How does the earth benifit from being struck by Lightning?

Lightning occurs less frequently in the winter because there is not as much instability and moisture in the atmosphere as there is in the summer. These two ingredients work together to make convective storms that can produce lightning. Without instability and moisture, strong thunderstorms are unlikely.

Although thunderstorms are less common in the winter, sometimes lightning can occur within snowstorms. Called thundersnow, relatively strong instability and abundant moisture may be found above the surface, such as above a warm front, rather than at the surface where it may be below freezing. Thundersnow is sometimes observed downstream of the Great Salt Lake and the Great Lakes during lake-effect snowstorms, too.

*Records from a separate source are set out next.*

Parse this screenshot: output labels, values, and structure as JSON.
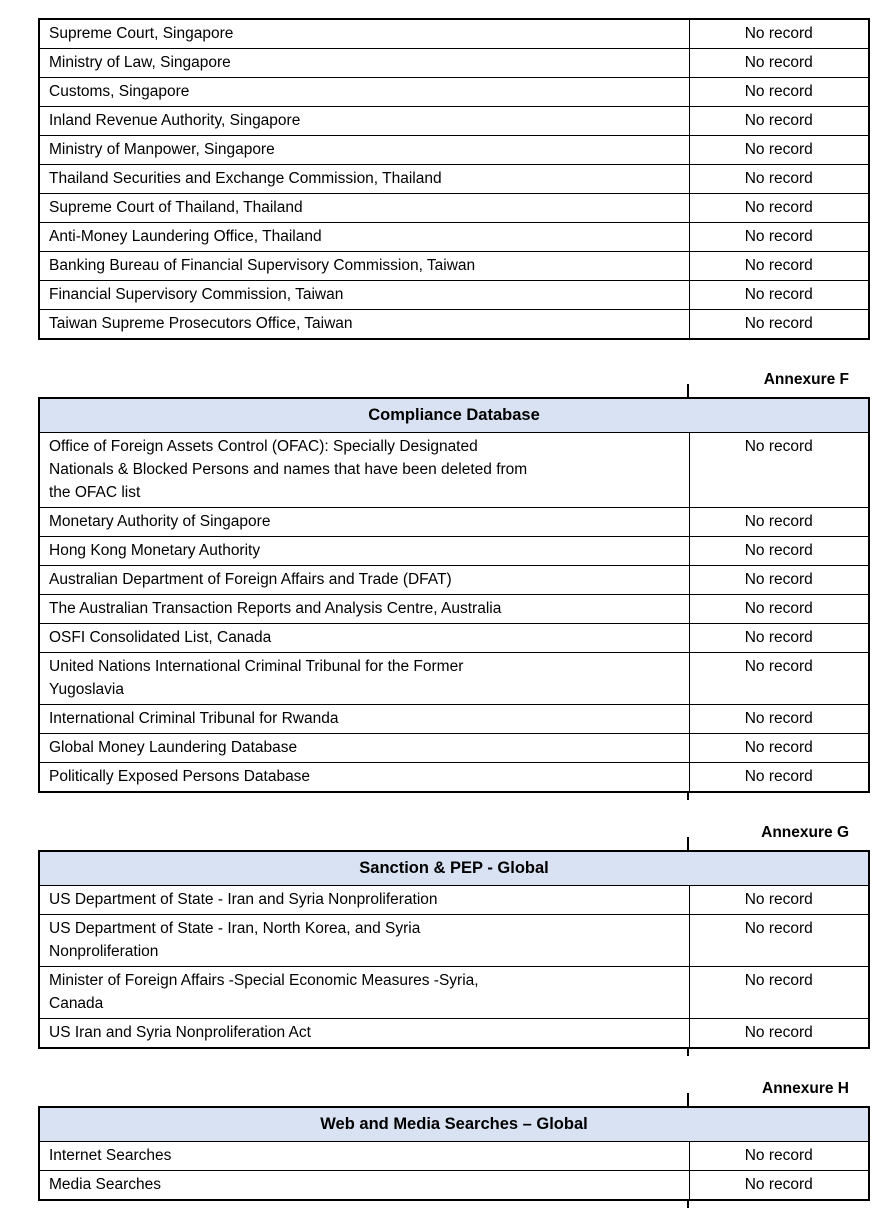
{
  "document": {
    "colors": {
      "table_header_bg": "#d9e2f2",
      "border": "#000000",
      "text": "#000000"
    },
    "sections": [
      {
        "annexure": null,
        "table": {
          "header": null,
          "rows": [
            {
              "source": "Supreme Court, Singapore",
              "result": "No record"
            },
            {
              "source": "Ministry of Law, Singapore",
              "result": "No record"
            },
            {
              "source": "Customs, Singapore",
              "result": "No record"
            },
            {
              "source": "Inland Revenue Authority, Singapore",
              "result": "No record"
            },
            {
              "source": "Ministry of Manpower, Singapore",
              "result": "No record"
            },
            {
              "source": "Thailand Securities and Exchange Commission, Thailand",
              "result": "No record"
            },
            {
              "source": "Supreme Court of Thailand, Thailand",
              "result": "No record"
            },
            {
              "source": "Anti-Money Laundering Office, Thailand",
              "result": "No record"
            },
            {
              "source": "Banking Bureau of Financial Supervisory Commission, Taiwan",
              "result": "No record"
            },
            {
              "source": "Financial Supervisory Commission, Taiwan",
              "result": "No record"
            },
            {
              "source": "Taiwan Supreme Prosecutors Office, Taiwan",
              "result": "No record"
            }
          ]
        }
      },
      {
        "annexure": "Annexure F",
        "table": {
          "header": "Compliance Database",
          "rows": [
            {
              "source": [
                "Office of Foreign Assets Control (OFAC): Specially Designated",
                "Nationals & Blocked Persons and names that have been deleted from",
                "the OFAC list"
              ],
              "result": "No record"
            },
            {
              "source": "Monetary Authority of Singapore",
              "result": "No record"
            },
            {
              "source": "Hong Kong Monetary Authority",
              "result": "No record"
            },
            {
              "source": "Australian Department of Foreign Affairs and Trade (DFAT)",
              "result": "No record"
            },
            {
              "source": "The Australian Transaction Reports and Analysis Centre, Australia",
              "result": "No record"
            },
            {
              "source": "OSFI Consolidated List, Canada",
              "result": "No record"
            },
            {
              "source": [
                "United Nations International Criminal Tribunal for the Former",
                "Yugoslavia"
              ],
              "result": "No record"
            },
            {
              "source": "International Criminal Tribunal for Rwanda",
              "result": "No record"
            },
            {
              "source": "Global Money Laundering Database",
              "result": "No record"
            },
            {
              "source": "Politically Exposed Persons Database",
              "result": "No record"
            }
          ]
        }
      },
      {
        "annexure": "Annexure G",
        "table": {
          "header": "Sanction & PEP - Global",
          "rows": [
            {
              "source": "US Department of State - Iran and Syria Nonproliferation",
              "result": "No record"
            },
            {
              "source": [
                "US Department of State - Iran, North Korea, and Syria",
                "Nonproliferation"
              ],
              "result": "No record"
            },
            {
              "source": [
                "Minister of Foreign Affairs -Special Economic Measures -Syria,",
                "Canada"
              ],
              "result": "No record"
            },
            {
              "source": "US Iran and Syria Nonproliferation Act",
              "result": "No record"
            }
          ]
        }
      },
      {
        "annexure": "Annexure H",
        "table": {
          "header": "Web and Media Searches – Global",
          "rows": [
            {
              "source": "Internet Searches",
              "result": "No record"
            },
            {
              "source": "Media Searches",
              "result": "No record"
            }
          ]
        }
      }
    ]
  }
}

A “Bolt from the Blue” is a cloud-to-ground lighting flash which typically comes out of the back side of the thunderstorm cloud, travels a relatively large distance in clear air away from the storm cloud, and then angles down and strikes the ground. These lightning flashes have been documented to travel more than 25 miles away from the thunderstorm cloud. They can be especially dangerous because they appear to come from clear blue sky.

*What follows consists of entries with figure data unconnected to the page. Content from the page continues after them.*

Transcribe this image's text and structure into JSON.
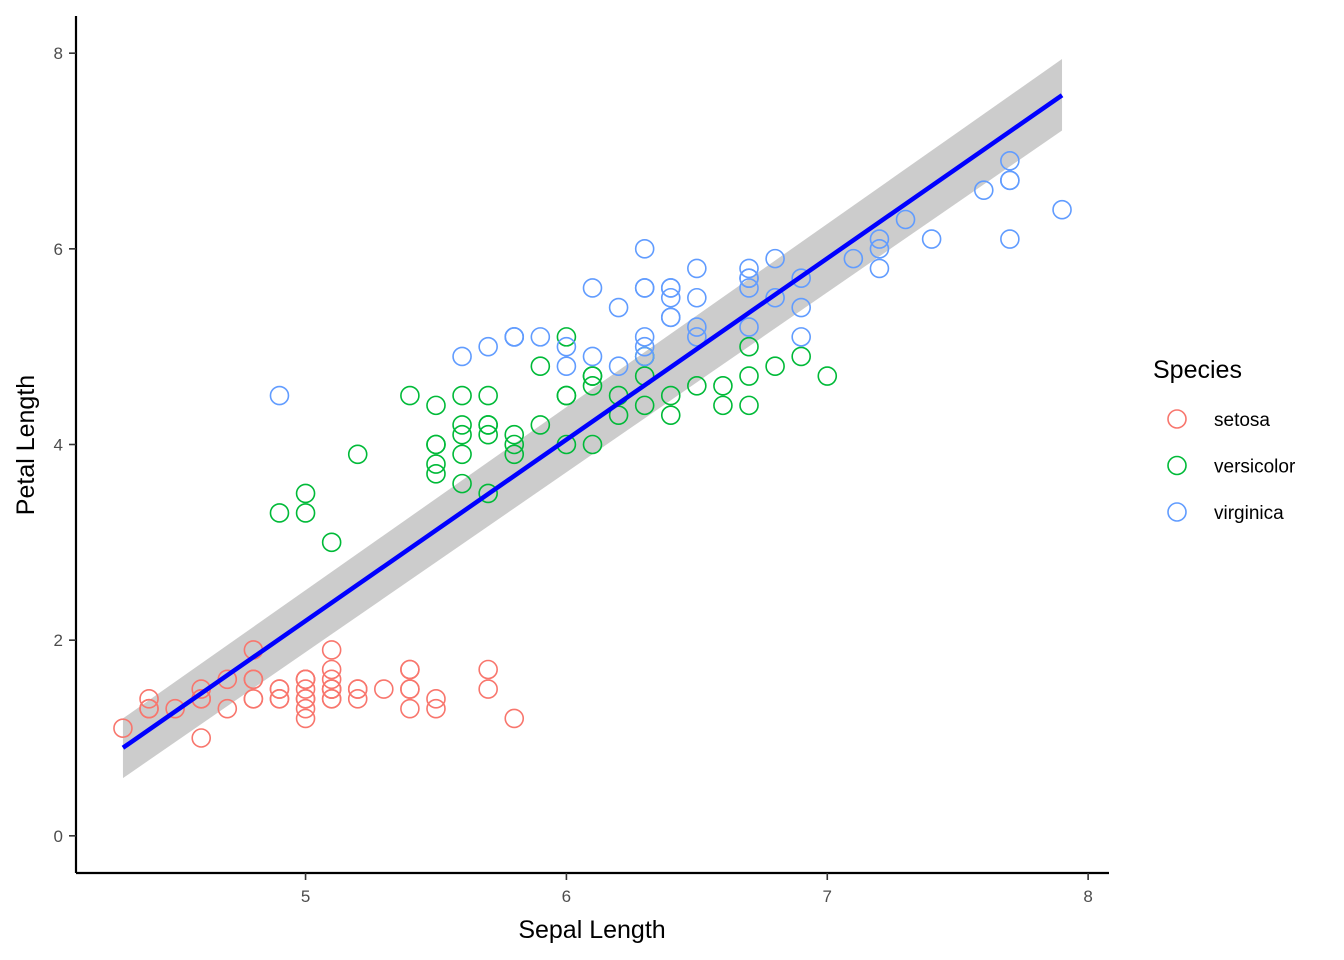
{
  "chart_data": {
    "type": "scatter",
    "title": "",
    "xlabel": "Sepal Length",
    "ylabel": "Petal Length",
    "xlim": [
      4.12,
      8.08
    ],
    "ylim": [
      -0.38,
      8.38
    ],
    "xticks": [
      "5",
      "6",
      "7",
      "8"
    ],
    "yticks": [
      "0",
      "2",
      "4",
      "6",
      "8"
    ],
    "legend": {
      "title": "Species",
      "position": "right"
    },
    "series": [
      {
        "name": "setosa",
        "color": "#F8766D",
        "points": [
          [
            5.1,
            1.4
          ],
          [
            4.9,
            1.4
          ],
          [
            4.7,
            1.3
          ],
          [
            4.6,
            1.5
          ],
          [
            5.0,
            1.4
          ],
          [
            5.4,
            1.7
          ],
          [
            4.6,
            1.4
          ],
          [
            5.0,
            1.5
          ],
          [
            4.4,
            1.4
          ],
          [
            4.9,
            1.5
          ],
          [
            5.4,
            1.5
          ],
          [
            4.8,
            1.6
          ],
          [
            4.8,
            1.4
          ],
          [
            4.3,
            1.1
          ],
          [
            5.8,
            1.2
          ],
          [
            5.7,
            1.5
          ],
          [
            5.4,
            1.3
          ],
          [
            5.1,
            1.4
          ],
          [
            5.7,
            1.7
          ],
          [
            5.1,
            1.5
          ],
          [
            5.4,
            1.7
          ],
          [
            5.1,
            1.5
          ],
          [
            4.6,
            1.0
          ],
          [
            5.1,
            1.7
          ],
          [
            4.8,
            1.9
          ],
          [
            5.0,
            1.6
          ],
          [
            5.0,
            1.6
          ],
          [
            5.2,
            1.5
          ],
          [
            5.2,
            1.4
          ],
          [
            4.7,
            1.6
          ],
          [
            4.8,
            1.6
          ],
          [
            5.4,
            1.5
          ],
          [
            5.2,
            1.5
          ],
          [
            5.5,
            1.4
          ],
          [
            4.9,
            1.5
          ],
          [
            5.0,
            1.2
          ],
          [
            5.5,
            1.3
          ],
          [
            4.9,
            1.4
          ],
          [
            4.4,
            1.3
          ],
          [
            5.1,
            1.5
          ],
          [
            5.0,
            1.3
          ],
          [
            4.5,
            1.3
          ],
          [
            4.4,
            1.3
          ],
          [
            5.0,
            1.6
          ],
          [
            5.1,
            1.9
          ],
          [
            4.8,
            1.4
          ],
          [
            5.1,
            1.6
          ],
          [
            4.6,
            1.4
          ],
          [
            5.3,
            1.5
          ],
          [
            5.0,
            1.4
          ]
        ]
      },
      {
        "name": "versicolor",
        "color": "#00BA38",
        "points": [
          [
            7.0,
            4.7
          ],
          [
            6.4,
            4.5
          ],
          [
            6.9,
            4.9
          ],
          [
            5.5,
            4.0
          ],
          [
            6.5,
            4.6
          ],
          [
            5.7,
            4.5
          ],
          [
            6.3,
            4.7
          ],
          [
            4.9,
            3.3
          ],
          [
            6.6,
            4.6
          ],
          [
            5.2,
            3.9
          ],
          [
            5.0,
            3.5
          ],
          [
            5.9,
            4.2
          ],
          [
            6.0,
            4.0
          ],
          [
            6.1,
            4.7
          ],
          [
            5.6,
            3.6
          ],
          [
            6.7,
            4.4
          ],
          [
            5.6,
            4.5
          ],
          [
            5.8,
            4.1
          ],
          [
            6.2,
            4.5
          ],
          [
            5.6,
            3.9
          ],
          [
            5.9,
            4.8
          ],
          [
            6.1,
            4.0
          ],
          [
            6.3,
            4.9
          ],
          [
            6.1,
            4.7
          ],
          [
            6.4,
            4.3
          ],
          [
            6.6,
            4.4
          ],
          [
            6.8,
            4.8
          ],
          [
            6.7,
            5.0
          ],
          [
            6.0,
            4.5
          ],
          [
            5.7,
            3.5
          ],
          [
            5.5,
            3.8
          ],
          [
            5.5,
            3.7
          ],
          [
            5.8,
            3.9
          ],
          [
            6.0,
            5.1
          ],
          [
            5.4,
            4.5
          ],
          [
            6.0,
            4.5
          ],
          [
            6.7,
            4.7
          ],
          [
            6.3,
            4.4
          ],
          [
            5.6,
            4.1
          ],
          [
            5.5,
            4.0
          ],
          [
            5.5,
            4.4
          ],
          [
            6.1,
            4.6
          ],
          [
            5.8,
            4.0
          ],
          [
            5.0,
            3.3
          ],
          [
            5.6,
            4.2
          ],
          [
            5.7,
            4.2
          ],
          [
            5.7,
            4.2
          ],
          [
            6.2,
            4.3
          ],
          [
            5.1,
            3.0
          ],
          [
            5.7,
            4.1
          ]
        ]
      },
      {
        "name": "virginica",
        "color": "#619CFF",
        "points": [
          [
            6.3,
            6.0
          ],
          [
            5.8,
            5.1
          ],
          [
            7.1,
            5.9
          ],
          [
            6.3,
            5.6
          ],
          [
            6.5,
            5.8
          ],
          [
            7.6,
            6.6
          ],
          [
            4.9,
            4.5
          ],
          [
            7.3,
            6.3
          ],
          [
            6.7,
            5.8
          ],
          [
            7.2,
            6.1
          ],
          [
            6.5,
            5.1
          ],
          [
            6.4,
            5.3
          ],
          [
            6.8,
            5.5
          ],
          [
            5.7,
            5.0
          ],
          [
            5.8,
            5.1
          ],
          [
            6.4,
            5.3
          ],
          [
            6.5,
            5.5
          ],
          [
            7.7,
            6.7
          ],
          [
            7.7,
            6.9
          ],
          [
            6.0,
            5.0
          ],
          [
            6.9,
            5.7
          ],
          [
            5.6,
            4.9
          ],
          [
            7.7,
            6.7
          ],
          [
            6.3,
            4.9
          ],
          [
            6.7,
            5.7
          ],
          [
            7.2,
            6.0
          ],
          [
            6.2,
            4.8
          ],
          [
            6.1,
            4.9
          ],
          [
            6.4,
            5.6
          ],
          [
            7.2,
            5.8
          ],
          [
            7.4,
            6.1
          ],
          [
            7.9,
            6.4
          ],
          [
            6.4,
            5.6
          ],
          [
            6.3,
            5.1
          ],
          [
            6.1,
            5.6
          ],
          [
            7.7,
            6.1
          ],
          [
            6.3,
            5.6
          ],
          [
            6.4,
            5.5
          ],
          [
            6.0,
            4.8
          ],
          [
            6.9,
            5.4
          ],
          [
            6.7,
            5.6
          ],
          [
            6.9,
            5.1
          ],
          [
            5.8,
            5.1
          ],
          [
            6.8,
            5.9
          ],
          [
            6.7,
            5.7
          ],
          [
            6.7,
            5.2
          ],
          [
            6.3,
            5.0
          ],
          [
            6.5,
            5.2
          ],
          [
            6.2,
            5.4
          ],
          [
            5.9,
            5.1
          ]
        ]
      }
    ],
    "fit": {
      "method": "lm",
      "color": "#0000FF",
      "band_color": "#CCCCCC",
      "x_range": [
        4.3,
        7.9
      ],
      "line": [
        0.9,
        7.57
      ],
      "lower": [
        0.59,
        7.21
      ],
      "upper": [
        1.2,
        7.94
      ]
    }
  }
}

Lightning can appear to be many different colors depending on what the light travels through to get to your eyes. In snowstorms, where is somewhat rare, pink and green are often described as colors of lightning. Haze, dust, moisture, raindrops and any other particles in the atmosphere will affect the color by absorbing or diffracting a portion of the white light of lightning.

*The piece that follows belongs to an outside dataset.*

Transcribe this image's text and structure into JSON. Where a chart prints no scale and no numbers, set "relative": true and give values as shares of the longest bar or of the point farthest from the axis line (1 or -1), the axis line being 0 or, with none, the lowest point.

The odds of being struck in your lifetime (estimated to be 80 years) are 1 in 3000.

www.nssl.noaa.gov

The earth benefits from lightning in several ways. First, lightning helps the Earth maintain electrical balance. The Earth is recharged by thunderstorms. The Earth’s surface and the atmosphere conduct electricity easily – the Earth is charged negatively and the atmosphere, positively. There is always a steady current of electrons flowing upwards from the entire surface of the Earth. Thunderstorms help transfer the negative charges back to Earth (lightning is generally negatively charged). Without thunderstorms and lightning, the earth-atmosphere electrical balance would disappear in 5 minutes. Lightning helps plants. The air in our atmosphere is about 78% nitrogen, but it is in a form that plants cannot use. Lightning helps dissolve the nitrogen into the water to create a natural fertilizer so plants can absorb it through their roots. Lightning also produces ozone, a gas that helps protect the Earth from the dangerous rays of the sun.